The association between the female sex of PSAC and the prevalence of S. mansoni infection could be attributed to the fact that, in Panamasso, girls were more likely to go with their mothers to the pond for domestic activities compared to boys. However, other authors have found no association between sex and the prevalence of S. mansoni infection [13, 19, 20]. This may be an indication that boys and girls are equally exposed to infection through water contact [31]. In addition, PSAC who accompanied their parents to the pond were about five times more likely to be infected with S. mansoni than those who stayed at home. This corroborates findings of other studies conducted elsewhere [15, 20, 36]. However, in Côte d'Ivoire, Coulibaly et al. found that children who stayed at home were twice more likely to be positive for S. mansoni [37]. Altogether, these results indicate that PSAC are at higher risk for S. mansoni infection and are a potential reservoir for schistosome parasites, which should benefit from MDA with praziquantel to reach the disease elimination goal [38, 39]. This study showed that PSAC living at low distance from the pond are at threefold increased odds of having S. mansoni infection. This is consistent with findings reported in Tanzania [12]. In fact, in Panamasso, the pond is the main source of water for domestic activities for most of the villagers, especially for those living a short distance from the pond despite having well-functioning water supplies. This ensures the continual contamination of the pond with S. mansoni eggs due to poor hygiene and sanitation practices at the pond. Moreover, the majority of mothers had no knowledge about means of transmission and of prevention of S. mansoni infection. Therefore, implementation of schistosomiasis control measures involving the whole community in this village is needed. These measures should focus on develo** participatory health education programs with community members not only to effect continuous behavioral change in parents who expose their young children to S. mansoni infection but also to understand the means of disease transmission. Also, involving communities in repairing their drinking water source could help reduce their contact with pond water and disease transmission [31].

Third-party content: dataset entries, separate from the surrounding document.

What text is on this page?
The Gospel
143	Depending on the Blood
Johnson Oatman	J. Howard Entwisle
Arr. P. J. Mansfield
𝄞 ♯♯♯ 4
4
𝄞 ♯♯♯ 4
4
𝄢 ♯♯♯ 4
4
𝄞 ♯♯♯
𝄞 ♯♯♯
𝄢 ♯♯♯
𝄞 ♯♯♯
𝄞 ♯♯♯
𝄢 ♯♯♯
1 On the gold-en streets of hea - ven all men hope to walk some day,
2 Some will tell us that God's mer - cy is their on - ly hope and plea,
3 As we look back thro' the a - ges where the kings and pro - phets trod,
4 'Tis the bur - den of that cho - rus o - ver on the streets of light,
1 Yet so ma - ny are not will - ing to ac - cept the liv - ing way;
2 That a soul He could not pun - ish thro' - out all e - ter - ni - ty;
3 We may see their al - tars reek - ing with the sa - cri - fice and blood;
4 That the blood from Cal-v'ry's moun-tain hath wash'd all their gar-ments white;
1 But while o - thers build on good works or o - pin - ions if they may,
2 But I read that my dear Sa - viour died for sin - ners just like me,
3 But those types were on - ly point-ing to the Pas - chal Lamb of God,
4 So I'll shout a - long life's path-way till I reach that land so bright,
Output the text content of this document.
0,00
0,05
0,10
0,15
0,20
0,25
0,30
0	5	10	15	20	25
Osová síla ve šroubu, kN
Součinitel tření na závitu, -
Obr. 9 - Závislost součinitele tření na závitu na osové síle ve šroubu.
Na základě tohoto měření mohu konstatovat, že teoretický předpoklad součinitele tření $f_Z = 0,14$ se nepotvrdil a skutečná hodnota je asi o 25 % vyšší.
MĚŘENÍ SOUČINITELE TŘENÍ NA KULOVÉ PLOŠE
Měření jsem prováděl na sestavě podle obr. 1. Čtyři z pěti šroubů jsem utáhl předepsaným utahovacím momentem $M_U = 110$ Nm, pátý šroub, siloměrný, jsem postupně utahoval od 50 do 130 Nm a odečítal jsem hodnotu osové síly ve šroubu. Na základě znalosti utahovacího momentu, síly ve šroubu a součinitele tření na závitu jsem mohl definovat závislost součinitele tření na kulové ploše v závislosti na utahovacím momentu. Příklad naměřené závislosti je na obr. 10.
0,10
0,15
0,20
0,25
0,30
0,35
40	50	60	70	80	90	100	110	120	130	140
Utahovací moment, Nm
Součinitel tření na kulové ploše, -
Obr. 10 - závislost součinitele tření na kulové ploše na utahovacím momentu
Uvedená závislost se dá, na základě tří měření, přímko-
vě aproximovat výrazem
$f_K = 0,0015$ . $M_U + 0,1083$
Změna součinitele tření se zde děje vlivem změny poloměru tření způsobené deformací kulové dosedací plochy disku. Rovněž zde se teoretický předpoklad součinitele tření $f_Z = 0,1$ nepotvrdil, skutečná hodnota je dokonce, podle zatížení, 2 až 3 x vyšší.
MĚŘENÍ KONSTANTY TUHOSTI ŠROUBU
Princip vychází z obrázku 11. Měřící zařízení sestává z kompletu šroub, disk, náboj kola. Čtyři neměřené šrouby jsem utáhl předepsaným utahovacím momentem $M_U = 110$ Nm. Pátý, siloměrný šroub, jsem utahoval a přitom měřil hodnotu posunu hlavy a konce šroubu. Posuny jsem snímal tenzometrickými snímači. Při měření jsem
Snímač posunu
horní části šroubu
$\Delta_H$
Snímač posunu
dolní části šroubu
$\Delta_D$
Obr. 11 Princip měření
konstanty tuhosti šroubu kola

We do acknowledge some limitations in this study. First, the results of this study cannot be generalized to other settings. Second, it was not possible to assess the temporal relationship between some of the risk factors and the study outcomes due to the cross-sectional nature of the study. Third, the diarrheic consistency of the stool samples from study participants rendered the preparation of Kato-Katz slides difficult, resulting in underestimation of the prevalence of S. mansoni infection [17].

Conclusion

The present study has shown that S. mansoni infection is highly prevalent among PSAC from Panamasso village. The overall GM is of moderate intensity with a high proportion of light infection. Nevertheless, heavy infection was observed in very young children, i.e. those aged 12 to 23 months. Female sex of PSAC, living a short distance from the pond and children’s history of going to the pond were significantly associated with the prevalence of S. mansoni infection. The study also revealed that in Panamasso village PSAC’s mothers had no knowledge about means of transmission and prevention of S. mansoni infection. These findings stress the need to include all PSAC regardless of their age in the MDA program with praziquantel. However, studies to assess the efficacy and safety of praziquantel in this group of children are warranted. In addition, our findings also call for the development of health education programs on schistosomiasis with community members to effect continuous change in the population’s behavior and to strengthen the provision of safe water.